'COP26 não reflete urgência do clima, mas sociedade civil mostra força' — Gama Revista
Ian Forsyth/Getty Images

‘COP26 não reflete urgência do clima, mas sociedade civil mostra força’

Para fazer um balanço da conferência, Gama entrevista o sociólogo e economista Pedro Roberto Jacobi. ‘Os grandes players estão patinando’
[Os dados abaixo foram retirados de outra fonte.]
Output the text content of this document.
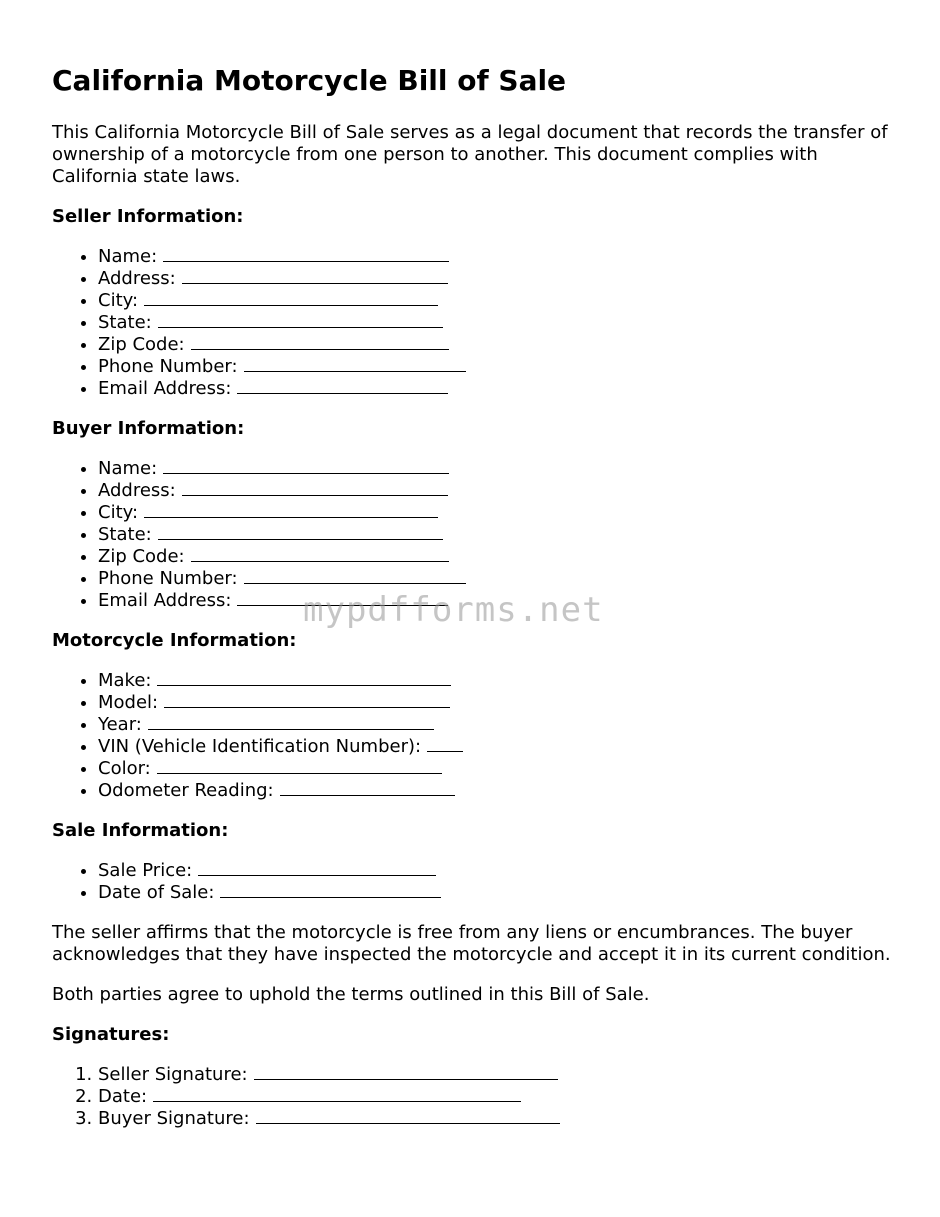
California Motorcycle Bill of Sale

This California Motorcycle Bill of Sale serves as a legal document that records the transfer of ownership of a motorcycle from one person to another. This document complies with California state laws.

Seller Information:
• Name:
• Address:
• City:
• State:
• Zip Code:
• Phone Number:
• Email Address:
Buyer Information:
• Name:
• Address:
• City:
• State:
• Zip Code:
• Phone Number:
• Email Address:
Motorcycle Information:
• Make:
• Model:
• Year:
• VIN (Vehicle Identification Number):
• Color:
• Odometer Reading:
Sale Information:
• Sale Price:
• Date of Sale:

The seller affirms that the motorcycle is free from any liens or encumbrances. The buyer acknowledges that they have inspected the motorcycle and accept it in its current condition.

Both parties agree to uphold the terms outlined in this Bill of Sale.

Signatures:
1. Seller Signature:
2. Date:
3. Buyer Signature:
mypdfforms.net
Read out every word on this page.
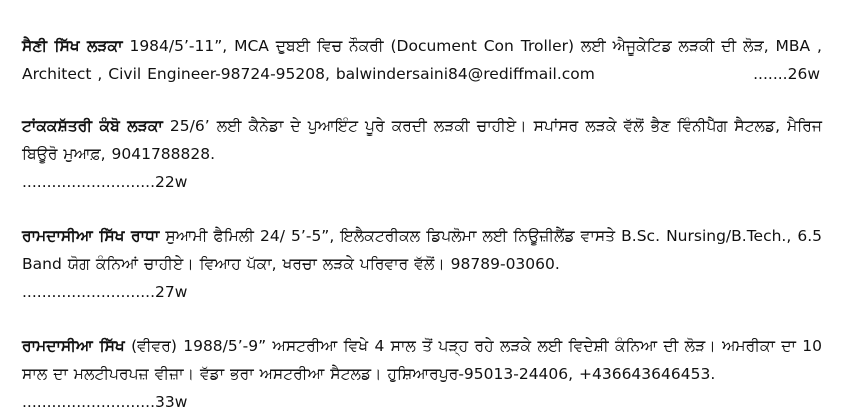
ਸੈਣੀ ਸਿੱਖ ਲੜਕਾ 1984/5’-11”, MCA ਦੁਬਈ ਵਿਚ ਨੌਕਰੀ (Document Con Troller) ਲਈ ਐਜੂਕੇਟਿਡ ਲੜਕੀ ਦੀ ਲੋੜ, MBA , Architect , Civil Engineer-98724-95208, balwindersaini84@rediffmail.com	.......26w

ਟਾਂਕਕਸ਼ੱਤਰੀ ਕੰਬੋ ਲੜਕਾ 25/6’ ਲਈ ਕੈਨੇਡਾ ਦੇ ਪੁਆਇੰਟ ਪੂਰੇ ਕਰਦੀ ਲੜਕੀ ਚਾਹੀਏ। ਸਪਾਂਸਰ ਲੜਕੇ ਵੱਲੋਂ ਭੈਣ ਵਿੰਨੀਪੈੱਗ ਸੈਟਲਡ, ਮੈਰਿਜ ਬਿਊਰੋ ਮੁਆਫ਼, 9041788828.
...........................22w

ਰਾਮਦਾਸੀਆ ਸਿੱਖ ਰਾਧਾ ਸੁਆਮੀ ਫੈਮਿਲੀ 24/ 5’-5”, ਇਲੈਕਟਰੀਕਲ ਡਿਪਲੋਮਾ ਲਈ ਨਿਊਜ਼ੀਲੈਂਡ ਵਾਸਤੇ B.Sc. Nursing/B.Tech., 6.5 Band ਯੋਗ ਕੰਨਿਆਂ ਚਾਹੀਏ। ਵਿਆਹ ਪੱਕਾ, ਖਰਚਾ ਲੜਕੇ ਪਰਿਵਾਰ ਵੱਲੋਂ। 98789-03060.
...........................27w

ਰਾਮਦਾਸੀਆ ਸਿੱਖ (ਵੀਵਰ) 1988/5’-9” ਅਸਟਰੀਆ ਵਿਖੇ 4 ਸਾਲ ਤੋਂ ਪੜ੍ਹ ਰਹੇ ਲੜਕੇ ਲਈ ਵਿਦੇਸ਼ੀ ਕੰਨਿਆ ਦੀ ਲੋੜ। ਅਮਰੀਕਾ ਦਾ 10 ਸਾਲ ਦਾ ਮਲਟੀਪਰਪਜ਼ ਵੀਜ਼ਾ। ਵੱਡਾ ਭਰਾ ਅਸਟਰੀਆ ਸੈਟਲਡ। ਹੁਸ਼ਿਆਰਪੁਰ-95013-24406, +436643646453.
...........................33w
Ana Pinho 17 de Novembro de 2021

Em Glasgow, na Escócia, onde delegações de 197 países se reuniram para participar da 26ª Conferência do Clima das Nações Unidas, a COP26, o maior destaque não foi alcançado por um líder mundial ou mesmo pelas decisões tão esperadas, mas pela a sociedade civil. O progresso ficou aquém do esperado por muitos especialistas, ativistas e delegações das nações mais prejudicadas, como as ilhas do Pacífico. Mas para o sociólogo e economista Pedro Roberto Jacobi, coordenador do grupo de Estudos de Meio Ambiente e Sociedade do Instituto de Estudos Avançados da USP e editor da revista Ambiente e Sociedade, houve um claro ponto alto em meio à frustração generalizada: a forte presença de jovens, indígenas, negros, mulheres, cientistas e ambientalistas. “Eu aposto numa sociedade que se mobiliza e realmente quer adiar o fim do mundo”, afirma.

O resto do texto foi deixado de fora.